Insecure

He asked me what my biggest insecurity was. Fidgeting with the grass, pulling it up between my fingers, I struggled with the words. So I let a soft “no” leave between my lips. I wasn’t comfortable telling him. I stared at my fingers, my insecurity felt so obvious to me. I didn’t understand how he didn’t notice. Everyone did.

They had to.

They ask me why I couldn’t change what was bothering me. And I do. I constantly spend money trying to remove this and that. Picking at myself when I’ve gone too long. My fingers grab at self hate. These nails scratch the surface, digging deeper and deeper, leaving cuts and reminders. Awareness that they can see what I hate. I break down under the pressure. Tossing and turning in bed, as if it’s too hot in the room and this comforter is suffocating me, wondering how I could continue on like this.

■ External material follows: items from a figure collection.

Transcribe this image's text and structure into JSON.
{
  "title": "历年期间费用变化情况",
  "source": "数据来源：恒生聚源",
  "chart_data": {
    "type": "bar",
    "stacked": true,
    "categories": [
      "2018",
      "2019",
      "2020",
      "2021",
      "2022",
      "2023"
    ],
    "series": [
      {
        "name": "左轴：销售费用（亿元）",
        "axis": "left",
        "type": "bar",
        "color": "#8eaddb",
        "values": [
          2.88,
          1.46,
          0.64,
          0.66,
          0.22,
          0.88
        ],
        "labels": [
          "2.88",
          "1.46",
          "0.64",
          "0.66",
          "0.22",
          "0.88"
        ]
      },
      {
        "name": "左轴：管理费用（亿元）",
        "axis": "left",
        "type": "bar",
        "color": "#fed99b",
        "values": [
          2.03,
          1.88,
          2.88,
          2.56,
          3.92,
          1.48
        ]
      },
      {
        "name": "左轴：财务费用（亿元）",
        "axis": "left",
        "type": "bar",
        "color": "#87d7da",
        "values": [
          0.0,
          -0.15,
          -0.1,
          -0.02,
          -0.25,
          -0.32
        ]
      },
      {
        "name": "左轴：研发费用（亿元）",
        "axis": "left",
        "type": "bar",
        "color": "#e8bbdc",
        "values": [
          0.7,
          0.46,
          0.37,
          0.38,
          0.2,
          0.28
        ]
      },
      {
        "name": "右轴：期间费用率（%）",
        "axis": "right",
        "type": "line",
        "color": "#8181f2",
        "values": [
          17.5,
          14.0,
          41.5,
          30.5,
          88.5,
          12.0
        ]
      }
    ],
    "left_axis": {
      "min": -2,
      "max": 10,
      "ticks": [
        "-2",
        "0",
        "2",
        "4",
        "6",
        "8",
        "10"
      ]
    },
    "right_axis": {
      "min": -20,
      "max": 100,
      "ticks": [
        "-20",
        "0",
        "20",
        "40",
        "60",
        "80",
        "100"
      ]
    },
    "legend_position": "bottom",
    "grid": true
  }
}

I know that I’ll never be enough for myself if I continue on this way. I try to remember that I’m more than this. I’m all these positive things people say I am. But it won’t change what I hate. Simply dull the anxiety when they notice.

Words of Affirmation

I spat the words out, leaving a bad taste in my mouth. How could I use these moments to speak so lowly of myself? I paused cause I was my greatest friend. I needed to speak gently to myself.

It didn’t work.

Disgusting and worthless. The words felt like labels on my forehead. And I couldn’t help but think they were true. In the pit of my stomach I knew I deserved every terrible comment anyone made about me. I looked in the mirror, wiped the tears from my eyes, and repeated my mantra. I would always remain light and love. I asked around, wondering they saw the same in me. Their words came gentle and kind but I couldn’t see anything in the dark. 

This feeling of uselessness didn’t last long. Only long enough to remind myself this confidence I built ain’t always solid. Sometimes it takes more that positive words and kind friends to love yourself.